The feature function creates a large vector for the given word that contains information about the word itself, and the words that are adjoined to it. the word.Feature is a float array of information such as how many letters the word has, how many are upper-case, is the first character upper-case, are there any foreign characters or numbers in the word. it does this 3 times for each word the left, center and right word, and returns a vector about that information.
This information will be used later when we bash it in a logistic regression model to predict the probability of the word being labeled a Verb, Noun, Adjective or any other POS tag.

The equation for CRF scoring is to iteration over the feature function for each item and score its value.

$$score(l | s) = \sum_{j = 1}^m \sum_{i = 1}^n \lambda_j f_j(w, i, w_l)$$

The feature function takes in:

  • the sentence aka word array
  • the position i of the word in the sentence
  • the word label wl of the current word

Once each word has been scored we transform the values to probabilities using logistic regression.

$$p(l | s) = \frac{exp[score(l|s)]}{\sum_{l’} exp[score(l’|s)]} = \frac{exp[\sum_{j = 1}^m \sum_{i = 1}^n \lambda_j f_j(w, i, w_l)]}{\sum_{l’} exp[\sum_{j = 1}^m \sum_{i = 1}^n \lambda_j f_j(w, i, w_l)]}$$

This way we can train our model on a sequence of labeled data of words and their accompanying POS tag.
Once trained we can use the Predict function which will give us the most likely label for the word queried.

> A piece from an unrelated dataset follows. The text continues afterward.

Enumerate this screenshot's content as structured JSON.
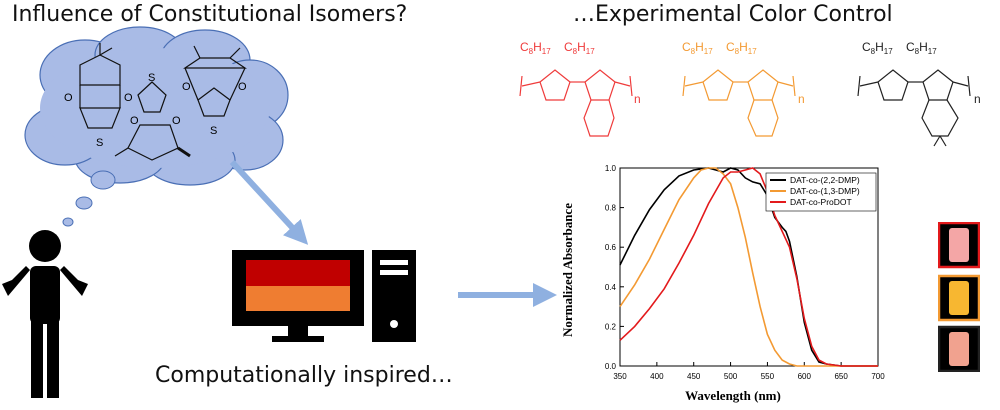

public class GCRF<T, T2> where T : class
{

    public string[] Labels { get; private set; }

    private LogisticRegression LogRegression { get; set; }

    public GCRF(string[] labels)
    {
        Labels = labels;
        LogRegression = new LogisticRegression();
    }

    // The feature function to use
    public Func<T2[], int, string, Vector> FeatureFunction;

    // How to split the data in to a sequence of smaller pieces
    public Func<T, T2[]> Sequence;

    // Training CRF using logistic Regression
    public void Fit(Matrix Training, Matrix Validation, double lr = 0.01, int epoch = 10000)
    {
        LogRegression.Train(Training, Validation, lr, epoch, ActivationFunc.Sigmoid);
    }

    private double ScoreEvaulation(Vector data, string label)
    {
        var _output = LogRegression.ComputeOutput(data, ActivationFunc.Sigmoid);
        var e = Array.IndexOf(Labels, label);
        return _output[e];
    }

    // Score each label probablity for each sequenced element
    private Vector Score(T2[] data, string label)
    {
        Vector w = new(data.Length);
        for (int j = 0; j < data.Length; j++)
        {
            w[j] += ScoreEvaulation(FeatureFunction(data, j, label), label);
        }
        return w;
    }

    // Getting a matrix of labeled probablities. 
    public Matrix PredictMatrix(T data, string[] labels)
    {
        if (Sequence == null)
            throw new InvalidOperationException("Sequence not set.");
        T2[] sequence = Sequence(data);
        Matrix p = new(labels.Length, 0);
        for (int i = 0; i < labels.Length; i++)
        {
            p[i] = Score(sequence, labels[i]);
        }
        return p;
    }

    // Label each element in the data with its corresponding probability
    public (T2 element, string label, double prob)[] Predict(T data)
    {
        if (Sequence == null)
            throw new InvalidOperationException("Sequence not set.");
        var sequence = Sequence(data);
        Matrix p = PredictMatrix(data, Labels);

        (T2 element, string label, double prob)[] max = new (T2 element, string label, double prob)[sequence.Length];
        for (int i = 0; i < sequence.Length; i++)
        {
            Vector v = new(p.SelectMany(x => x.Skip(i).Take(1)).ToArray());
            int maxIndex = v.MaxIndex;
            double maxProb = v[maxIndex];
            string maxLabel = Labels[maxIndex];
            max[i] = (sequence[i], maxLabel, maxProb);
        }
        return max;
    }

}

Of course I’m going to include the code for the GCRF class, however useful it maybe as there are missing class references, such as LogisticRegression, Vector and Matrix classes
but I hopefully demonstrated that CRF’s are not that scary.